The use of yellow continues in the buildings and the canal that constitute the cityscape; it is used in the depiction of the water and the gondolas and people as well, as much for those in the middle of the water as those grouped at the edges of the canal. This renders the exact colors of the boats and the clothes as less intense and instead they become, in many cases, indistinct and impure tints and shades of yellow--or else a dark (yellowish-) brown in the onslaught of light. We are unable to distinguish the number of passengers or how many boats there are in any blur of color. Also indistinct are the lines of the buildings along both sides of the canal and although we are able to discern doors and windows and arches, we have to guess at the textures of materials of the faces of the buildings, whose colors are also washed over with yellow light. This use of subjective color by Turner serves to show us that sunlight is everywhere, that it is inevitable and transforms everything that we see, in Venice and much farther beyond Venice. As the familiar becomes unrecognizable in sunlight, the viewer is invited to study the scene to re-interpret the visual and physical reality of the city, and by extension, the world.

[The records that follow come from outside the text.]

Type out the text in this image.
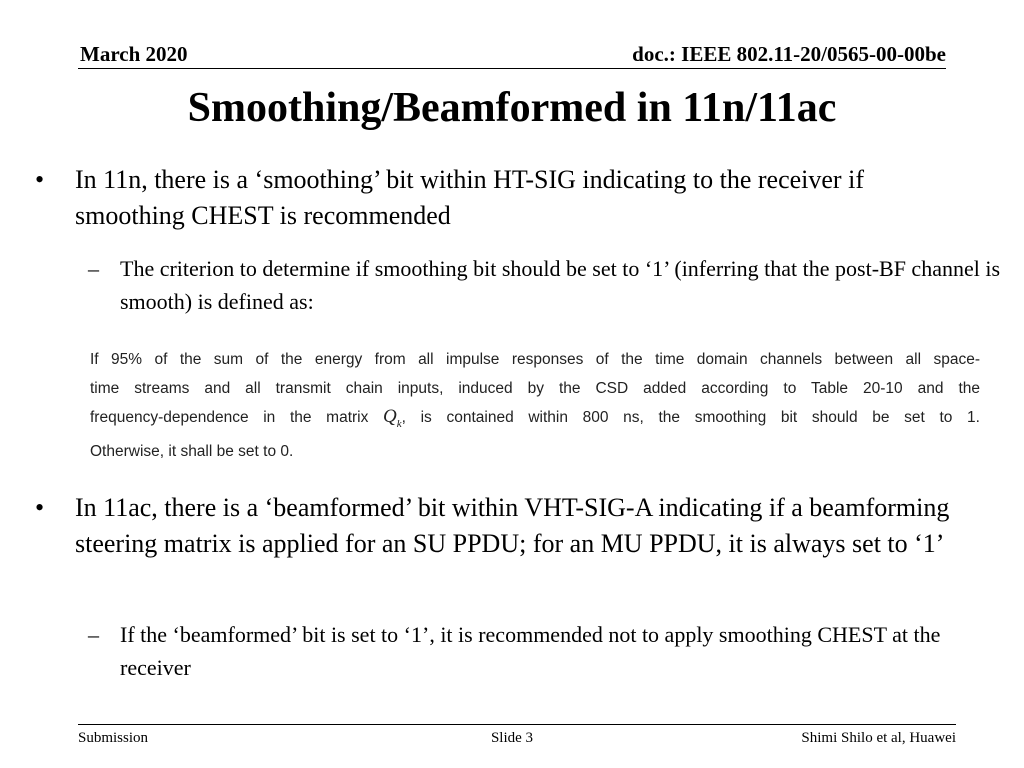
March 2020	doc.: IEEE 802.11-20/0565-00-00be
Smoothing/Beamformed in 11n/11ac
• In 11n, there is a ‘smoothing’ bit within HT-SIG indicating to the receiver if smoothing CHEST is recommended
– The criterion to determine if smoothing bit should be set to ‘1’ (inferring that the post-BF channel is smooth) is defined as:
If 95% of the sum of the energy from all impulse responses of the time domain channels between all space-
time streams and all transmit chain inputs, induced by the CSD added according to Table 20-10 and the
frequency-dependence in the matrix $Q_k$, is contained within 800 ns, the smoothing bit should be set to 1.
Otherwise, it shall be set to 0.
• In 11ac, there is a ‘beamformed’ bit within VHT-SIG-A indicating if a beamforming steering matrix is applied for an SU PPDU; for an MU PPDU, it is always set to ‘1’
– If the ‘beamformed’ bit is set to ‘1’, it is recommended not to apply smoothing CHEST at the receiver
Submission	Slide 3	Shimi Shilo et al, Huawei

Turner underscores his view by incorporating lines that are blurry and indistinct for his depiction of Venice. The tentative and fuzzy horizontal lines in the canal water convey the idea of waves and they reinforce the horizontal streaks suggested in the yellow mass of light in the sky. This horizontality underlines the inevitability of the ever-spreading yellow light as it engulfs the entire scenario and threatens to wash over the viewer as it as it continues outward; the ill-defined lines strongly hint that it is not the objects of Venice that are the true subject.
The vanishing point that Turner establishes in this work sits almost directly below the whitish-yellow disk and he seems to suggest, in reinforcing the sun as the focal point in this way, the attribution of a fundamental, primordial status. The viewer begins to understand that this is not so much a landscape of a famous Italian locale as painted by so many artists as it is a portrait of nature (and man's frailty) more akin to Turner's famous Snow Storm: Hannibal and his Army Crossing the Alps.
One writer has referred to Turner's portrayal of the sun as "a celebration of light" (Warrell, 204); undoubtedly an understatement when we realize the scope of Turner's awe and reverence for a Nature so unspeakably immense and inexorable. In giving us an unconventional view of Venice, Turner subverts the established definition of landscape painting and chooses instead to focus on his emotions upon confronting the Mediterranean sun. In doing so, he foreshadows the ideas of the Impressionists who were to follow.
REFERENCESWarrell, Ian. "Into the light." J. M. W. Turner [exhibition catalog], edited by Ian Warrell. Tate Publishing, London. 2007.